A Tawny Frogmouth chick, unofficially known as “Furby,” hatched at Brevard Zoo on May 28. Furby is the first member of its species to hatch at the Melbourne, Florida zoo.
Furby’s parents, Nathan and Hotdog, had yet to successfully hatch and rear a chick at the facility. Therefore, Furby is being hand-reared by animal care staff. The sex is unknown at this time.
The Tawny Frogmouth (Podargus strigoides) is a species of frogmouth native to Australia and is found throughout the Australian mainland and Tasmania. They are bigheaded stocky birds often mistaken for Owls due to their nocturnal habits and similar color.
Tawny Frogmouths can measure from 34 to 53 cm (13 to 21 in) long. Weights have been recorded of up to 680 g (1.50 lb) in the wild (perhaps more in captivity) but these are exceptionally high.
Tawny Frogmouths and Owls both have mottled patterns, wide eyes, and anisodactyl feet. However, Owls possess strong legs, powerful talons, and toes with a unique flexible joint as they use their feet to catch prey. Tawny Frogmouths prefer to catch their prey with their beaks and have fairly weak feet. They also roost out in the open relying on camouflage for defense and build their nests in tree forks, whereas Owls roost hidden in thick foliage and build their nests in tree hollows. Tawny Frogmouths have wide, forward facing beaks for catching insects, and Owls have narrow downwards facing beaks used to tear prey apart. The eyes of Tawny Frogmouths are to the side of the face while the eyes of Owls are fully forward on the face. Furthermore, Owls have full or partial face discs and large asymmetrical ears while tawny frogmouths do not.
Tawny Frogmouths are carnivorous and considered to be among Australia's most effective pest control birds, as their diet consists largely of species regarded as vermin/pests in houses, farms, and gardens. The bulk of their diet is composed of large nocturnal insects such as moths, as well as spiders, worms, slugs, and snails. Their diet also includes a variety of bugs, beetles, wasps, ants, centipedes, millipedes, and scorpions. Large numbers of invertebrates are consumed in order to make up sufficient biomass, and small mammals, reptiles, frogs and birds are also eaten.

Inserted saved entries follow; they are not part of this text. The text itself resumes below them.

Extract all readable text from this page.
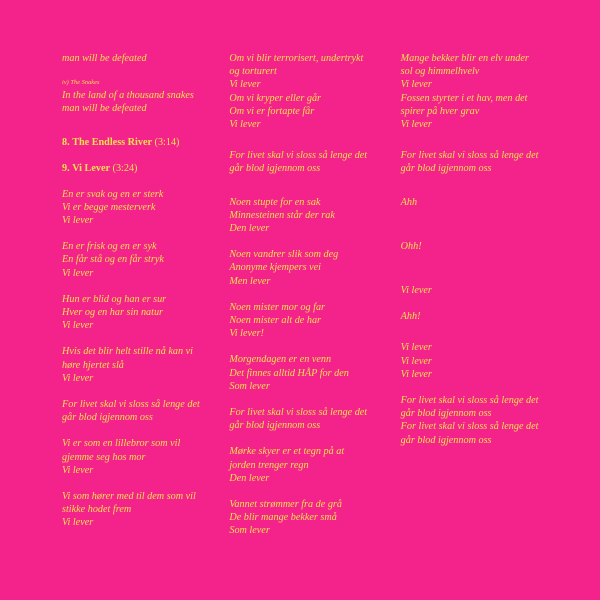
man will be defeated
iv) The Snakes
In the land of a thousand snakes
man will be defeated
8. The Endless River (3:14)
9. Vi Lever (3:24)
En er svak og en er sterk
Vi er begge mesterverk
Vi lever
En er frisk og en er syk
En får stå og en får stryk
Vi lever
Hun er blid og han er sur
Hver og en har sin natur
Vi lever
Hvis det blir helt stille nå kan vi
høre hjertet slå
Vi lever
For livet skal vi sloss så lenge det
går blod igjennom oss
Vi er som en lillebror som vil
gjemme seg hos mor
Vi lever
Vi som hører med til dem som vil
stikke hodet frem
Vi lever
Om vi blir terrorisert, undertrykt
og torturert
Vi lever
Om vi kryper eller går
Om vi er fortapte får
Vi lever
For livet skal vi sloss så lenge det
går blod igjennom oss
Noen stupte for en sak
Minnesteinen står der rak
Den lever
Noen vandrer slik som deg
Anonyme kjempers vei
Men lever
Noen mister mor og far
Noen mister alt de har
Vi lever!
Morgendagen er en venn
Det finnes alltid HÅP for den
Som lever
For livet skal vi sloss så lenge det
går blod igjennom oss
Mørke skyer er et tegn på at
jorden trenger regn
Den lever
Vannet strømmer fra de grå
De blir mange bekker små
Som lever
Mange bekker blir en elv under
sol og himmelhvelv
Vi lever
Fossen styrter i et hav, men det
spirer på hver grav
Vi lever
For livet skal vi sloss så lenge det
går blod igjennom oss
Ahh
Ohh!
Vi lever
Ahh!
Vi lever
Vi lever
Vi lever
For livet skal vi sloss så lenge det
går blod igjennom oss
For livet skal vi sloss så lenge det
går blod igjennom oss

Tawny Frogmouths form partnerships for life, and once established, pairs will usually stay in the same territory for a decade or more. Establishing and maintaining physical contact is an integral part of the lifelong bond.
The breeding season of Tawny Frogmouths is from August to December, however individuals in arid areas are known to breed in response to heavy rains. Males and females share in the building of nests by collecting twigs and mouthfuls of leaves and dropping them into position. Nests are usually placed on horizontal forked tree branches.
The clutch size is one to three eggs. Both sexes share incubation of the eggs during the night, and during the day, males incubate the eggs. For the duration of the incubation period, the nest is rarely left unattended. One partner will roost on a nearby branch and provide food for the brooding partner. Once hatched, both parents cooperate in the supply of food to the young. The fledging period is 25 – 35 days, during which they develop half their adult mass.
The Tawny Frogmouth is classified as "Least Concern" on the IUCN Red List due to their widespread distribution. However, there are a number of ongoing threats to the health of the population. Many birds and mammalian carnivores are known to prey upon them.
They also face a number of threats from human activities and pets. Tawny Frogmouths are often killed or injured on rural roads during feeding as they fly in front of cars when chasing insects illuminated in the beam of the headlights. As they have adapted to live in close proximity to human populations, Tawny Frogmouths are also at high risk of exposure to pesticides.